Let there be no mistake: Mr. Dimon, Mr. Mack, and Mr. Blankfein are not stupid or uninformed. (The jury is still out on What’s-his-name.) They are damn smart; scary smart, in fact. You don’t get to the top of the greasy ladder of a major global investment bank’s executive suite by being dull, incurious, or lethargic. People like that get sliced to ribbons and thrown into the chum bucket in my industry before they reach Managing Director, if they ever get inside in the first place. These guys got game, people. Serious game. You would be foolish to doubt it.

But they also have absolutely no interest whatsoever in the whys and wherefores of the financial crisis, the proper size and role of banks and investment banks in the domestic economy, or the moral imperatives inherent in stewarding the financial plumbing undergirding the daily lives and livelihoods of six billion people. For one thing, they don’t have time to worry about such things. Most of a senior bank executive’s time is consumed competing against other scary-smart investment bankers and executives at other firms, who are hell-bent on grinding his bones into dust beneath their bloody heels, while trying to prevent his own firm from flying apart under the internal stresses generated by thousands of egotistical prima donnas all scrapping for more than their fair share of the pie. There is too much going on, and unrelenting change comes too fast and furious to allow quiet contemplation of the order of things.

Most thoughtful people would agree: it’s not wise to try to classify boreal flora and fauna when you have a tiger by the tail, much less think about how you would like to turn the forest into a time share resort.
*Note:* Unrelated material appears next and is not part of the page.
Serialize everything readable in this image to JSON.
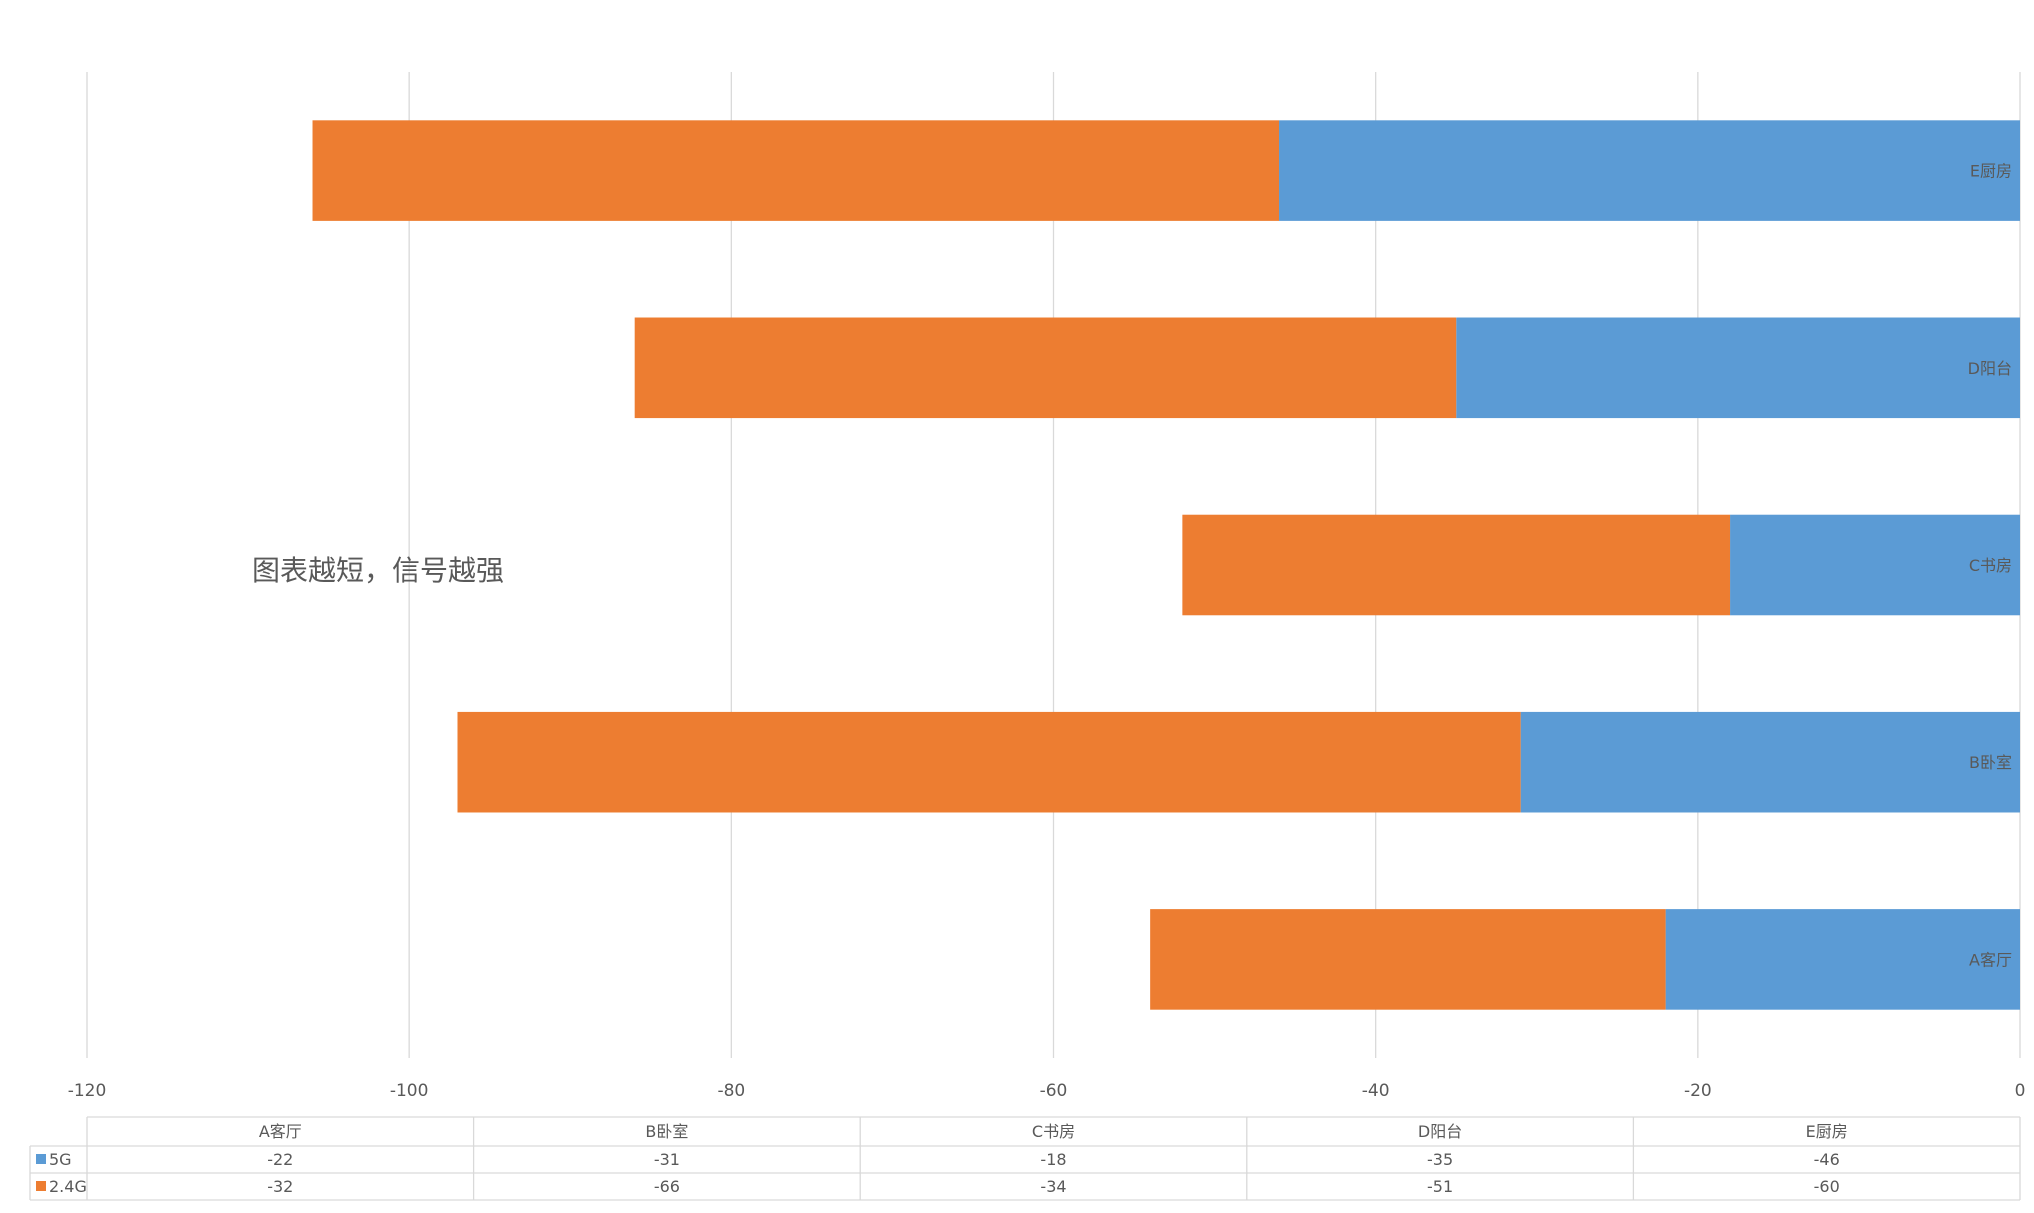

For another thing—and because the volatile, high velocity nature of the business attracts such people—the people who go into the industry are not really interested in thinking deeply about why things are the way they are. You will almost never find an investment banker “sicklied o’er with the pale cast of thought.” It’s just not in their genetic makeup to be reflective, introspective, or speculative in an intellectual sense. Investment bankers have almost no interest in why things are the way they are. Rather, they spend all their considerable intellectual and psychological resources on understanding how they can take advantage of the way things are.

So there you have it from one of their own. They just didn’t have time to think about how paying exorbitant amounts of money to themselves that they earned from a game the government rigged for them, after the government bailed them out would play out. They weren’t stupid or foolish, just preoccupied with making money. As TED says, that is what they’re all about.

So yes, Mr. Krugman, you are basically right. Don’t look to investment bankers for answers on how we got here. We don’t know and we don’t care. We take the world as we find it and try to make money.